Dignity doesn’t fall by the wayside, though. Penn does not use unclaimed bodies for dissection, a gesture to respect the autonomy of a potential donor. Bodies are cremated and preserved for the families afterward. This is a far cry from the “resurrectionists,” professional body snatchers who supplied anatomy labs in olden times. In fact, the Celebration of Remembrance, a ceremony to honor the donors’ sacrifice for all the medical schools in Philadelphia, is held here on Penn’s campus in Irvine Auditorium. The high attendance rate of first-years at this event is testament to the fact that even the most type-A students recognize that no learning is truly independent. These are real people who had real stories, and someone had to give for us to get.

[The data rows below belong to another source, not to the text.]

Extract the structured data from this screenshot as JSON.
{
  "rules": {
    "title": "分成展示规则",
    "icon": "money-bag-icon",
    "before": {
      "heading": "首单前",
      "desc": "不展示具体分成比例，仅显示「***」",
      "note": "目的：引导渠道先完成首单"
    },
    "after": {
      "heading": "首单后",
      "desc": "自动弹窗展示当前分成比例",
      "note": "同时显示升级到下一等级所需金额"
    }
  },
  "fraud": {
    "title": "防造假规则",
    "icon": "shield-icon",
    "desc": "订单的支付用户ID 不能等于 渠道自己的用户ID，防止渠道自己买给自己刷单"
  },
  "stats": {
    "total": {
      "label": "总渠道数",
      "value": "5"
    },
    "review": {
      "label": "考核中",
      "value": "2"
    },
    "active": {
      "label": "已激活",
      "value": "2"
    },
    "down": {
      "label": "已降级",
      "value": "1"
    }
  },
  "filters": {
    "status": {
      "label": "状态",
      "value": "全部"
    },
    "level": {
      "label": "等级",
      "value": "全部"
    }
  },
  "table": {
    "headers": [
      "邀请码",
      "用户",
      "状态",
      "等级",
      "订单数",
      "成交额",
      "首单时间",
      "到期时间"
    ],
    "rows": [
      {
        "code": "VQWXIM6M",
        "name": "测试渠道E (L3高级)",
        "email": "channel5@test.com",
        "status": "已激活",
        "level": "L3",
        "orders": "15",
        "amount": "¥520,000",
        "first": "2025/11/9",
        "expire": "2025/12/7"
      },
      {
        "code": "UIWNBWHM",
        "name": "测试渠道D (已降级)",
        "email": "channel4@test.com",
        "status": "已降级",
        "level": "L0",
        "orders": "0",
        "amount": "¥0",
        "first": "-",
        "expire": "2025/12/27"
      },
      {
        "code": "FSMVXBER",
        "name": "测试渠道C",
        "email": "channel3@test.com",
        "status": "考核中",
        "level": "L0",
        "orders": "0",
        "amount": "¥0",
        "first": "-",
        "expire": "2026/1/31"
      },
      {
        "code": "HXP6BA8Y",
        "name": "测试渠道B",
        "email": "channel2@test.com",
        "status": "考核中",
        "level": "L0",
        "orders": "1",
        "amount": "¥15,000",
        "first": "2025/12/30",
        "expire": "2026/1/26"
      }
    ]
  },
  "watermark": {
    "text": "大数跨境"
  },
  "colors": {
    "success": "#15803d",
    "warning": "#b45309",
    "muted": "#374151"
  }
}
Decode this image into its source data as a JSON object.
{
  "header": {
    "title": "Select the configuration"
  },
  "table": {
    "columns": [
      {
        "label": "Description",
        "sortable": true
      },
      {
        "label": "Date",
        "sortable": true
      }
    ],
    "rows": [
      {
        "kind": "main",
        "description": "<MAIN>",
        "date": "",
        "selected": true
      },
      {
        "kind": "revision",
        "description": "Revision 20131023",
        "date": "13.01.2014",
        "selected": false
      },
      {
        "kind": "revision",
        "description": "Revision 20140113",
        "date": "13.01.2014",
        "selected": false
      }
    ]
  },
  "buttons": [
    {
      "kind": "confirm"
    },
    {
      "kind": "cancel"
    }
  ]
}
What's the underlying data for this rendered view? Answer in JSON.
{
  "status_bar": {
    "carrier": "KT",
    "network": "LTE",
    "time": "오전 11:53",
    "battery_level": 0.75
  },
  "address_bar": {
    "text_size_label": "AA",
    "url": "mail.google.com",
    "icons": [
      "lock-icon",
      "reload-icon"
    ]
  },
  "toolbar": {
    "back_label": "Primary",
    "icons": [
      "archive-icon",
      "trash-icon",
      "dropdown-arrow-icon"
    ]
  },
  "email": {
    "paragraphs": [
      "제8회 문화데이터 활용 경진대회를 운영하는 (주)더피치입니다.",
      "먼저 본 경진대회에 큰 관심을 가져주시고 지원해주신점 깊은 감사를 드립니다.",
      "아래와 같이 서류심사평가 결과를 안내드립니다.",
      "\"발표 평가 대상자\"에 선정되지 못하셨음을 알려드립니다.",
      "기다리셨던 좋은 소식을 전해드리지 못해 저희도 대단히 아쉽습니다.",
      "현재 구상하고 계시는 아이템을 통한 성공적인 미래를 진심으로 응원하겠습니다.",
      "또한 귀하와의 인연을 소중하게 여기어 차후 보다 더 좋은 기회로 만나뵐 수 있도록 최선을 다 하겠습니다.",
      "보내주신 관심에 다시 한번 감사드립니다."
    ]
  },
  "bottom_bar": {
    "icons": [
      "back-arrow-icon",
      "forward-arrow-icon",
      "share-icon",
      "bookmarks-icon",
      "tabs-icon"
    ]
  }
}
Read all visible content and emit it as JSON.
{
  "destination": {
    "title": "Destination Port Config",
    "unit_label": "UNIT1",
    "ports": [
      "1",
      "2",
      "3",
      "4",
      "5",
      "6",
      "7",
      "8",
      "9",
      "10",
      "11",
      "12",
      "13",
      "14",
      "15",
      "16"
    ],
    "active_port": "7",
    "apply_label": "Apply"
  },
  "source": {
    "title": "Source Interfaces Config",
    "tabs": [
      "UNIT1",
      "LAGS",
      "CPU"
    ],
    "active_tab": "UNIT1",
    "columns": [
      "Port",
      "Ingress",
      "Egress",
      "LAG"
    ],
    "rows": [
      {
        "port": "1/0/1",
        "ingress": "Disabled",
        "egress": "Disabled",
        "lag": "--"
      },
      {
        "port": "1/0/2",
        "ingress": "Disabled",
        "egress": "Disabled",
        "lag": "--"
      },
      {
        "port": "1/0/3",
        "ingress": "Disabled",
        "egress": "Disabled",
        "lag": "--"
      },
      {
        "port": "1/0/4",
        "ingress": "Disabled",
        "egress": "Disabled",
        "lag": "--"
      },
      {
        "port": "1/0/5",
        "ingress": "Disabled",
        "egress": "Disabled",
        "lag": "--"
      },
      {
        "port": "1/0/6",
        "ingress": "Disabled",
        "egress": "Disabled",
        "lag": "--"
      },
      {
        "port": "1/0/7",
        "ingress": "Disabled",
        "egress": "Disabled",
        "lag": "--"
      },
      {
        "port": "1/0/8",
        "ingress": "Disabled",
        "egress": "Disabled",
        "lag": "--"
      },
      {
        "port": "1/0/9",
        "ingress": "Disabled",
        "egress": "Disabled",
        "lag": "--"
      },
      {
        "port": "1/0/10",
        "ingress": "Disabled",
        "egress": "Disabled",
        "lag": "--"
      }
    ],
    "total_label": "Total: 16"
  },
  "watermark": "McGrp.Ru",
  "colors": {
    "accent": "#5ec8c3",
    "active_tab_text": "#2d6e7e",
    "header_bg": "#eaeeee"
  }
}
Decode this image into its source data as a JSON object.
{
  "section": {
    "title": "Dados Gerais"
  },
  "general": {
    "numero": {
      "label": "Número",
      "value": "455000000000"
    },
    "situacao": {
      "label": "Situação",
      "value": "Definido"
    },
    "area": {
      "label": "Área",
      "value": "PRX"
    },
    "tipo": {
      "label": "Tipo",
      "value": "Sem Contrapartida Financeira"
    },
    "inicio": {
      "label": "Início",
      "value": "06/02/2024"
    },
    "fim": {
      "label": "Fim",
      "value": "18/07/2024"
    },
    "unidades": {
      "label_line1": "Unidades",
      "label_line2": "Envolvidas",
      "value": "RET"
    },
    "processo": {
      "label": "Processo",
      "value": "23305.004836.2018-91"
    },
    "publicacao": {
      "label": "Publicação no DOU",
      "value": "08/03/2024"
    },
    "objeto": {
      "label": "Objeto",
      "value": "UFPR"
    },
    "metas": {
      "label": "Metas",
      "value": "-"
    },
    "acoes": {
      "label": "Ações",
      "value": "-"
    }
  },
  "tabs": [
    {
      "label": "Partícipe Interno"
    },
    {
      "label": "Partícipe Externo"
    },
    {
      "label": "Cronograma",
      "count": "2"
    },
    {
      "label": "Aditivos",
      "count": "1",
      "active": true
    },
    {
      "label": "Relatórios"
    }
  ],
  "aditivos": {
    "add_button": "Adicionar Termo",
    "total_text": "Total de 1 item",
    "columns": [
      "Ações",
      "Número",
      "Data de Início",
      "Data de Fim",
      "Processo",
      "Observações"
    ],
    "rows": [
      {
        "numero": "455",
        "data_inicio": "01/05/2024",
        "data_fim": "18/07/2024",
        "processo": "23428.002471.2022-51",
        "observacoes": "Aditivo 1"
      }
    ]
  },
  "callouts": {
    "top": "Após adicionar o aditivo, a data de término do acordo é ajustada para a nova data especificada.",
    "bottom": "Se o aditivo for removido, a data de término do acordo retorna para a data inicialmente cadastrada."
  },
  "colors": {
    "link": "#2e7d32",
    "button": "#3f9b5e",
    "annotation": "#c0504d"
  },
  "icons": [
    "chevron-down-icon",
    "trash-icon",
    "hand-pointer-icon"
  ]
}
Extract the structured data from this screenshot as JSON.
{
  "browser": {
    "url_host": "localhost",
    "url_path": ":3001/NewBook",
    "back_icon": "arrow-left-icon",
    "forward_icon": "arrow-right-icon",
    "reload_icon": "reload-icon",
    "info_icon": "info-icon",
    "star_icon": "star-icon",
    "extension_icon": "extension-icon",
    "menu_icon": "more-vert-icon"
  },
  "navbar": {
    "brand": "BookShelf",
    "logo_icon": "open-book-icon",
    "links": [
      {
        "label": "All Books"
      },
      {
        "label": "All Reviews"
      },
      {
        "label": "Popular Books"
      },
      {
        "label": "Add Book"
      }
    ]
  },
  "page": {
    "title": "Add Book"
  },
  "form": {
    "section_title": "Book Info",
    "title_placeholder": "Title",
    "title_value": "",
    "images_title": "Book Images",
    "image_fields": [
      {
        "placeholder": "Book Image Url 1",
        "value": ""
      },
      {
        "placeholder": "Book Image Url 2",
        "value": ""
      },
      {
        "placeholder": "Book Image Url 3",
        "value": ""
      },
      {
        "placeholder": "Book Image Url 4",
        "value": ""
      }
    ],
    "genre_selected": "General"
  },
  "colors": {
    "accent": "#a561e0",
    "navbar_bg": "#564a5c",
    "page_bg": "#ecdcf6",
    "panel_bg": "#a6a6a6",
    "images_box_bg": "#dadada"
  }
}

Anatomy is by far the highest-rated course amongst first-years, according to Rubinstein, perhaps partially because of Penn’s respect for the donors and their families. Given that you can smell the wonderful aroma of a first year taking anatomy from 400 feet away after our formaldehyde soaks, this is not a trifling feat.

If you repeated now to me what you had said after you had gone back in time, I would correct you and tell you that I was not just smiling when I made the first cut on our cadaver. Truth Be Told, I was beaming, because I’m fully aware that dead men do indeed tell tales, and I’m fortunate enough to be learning how to listen to them.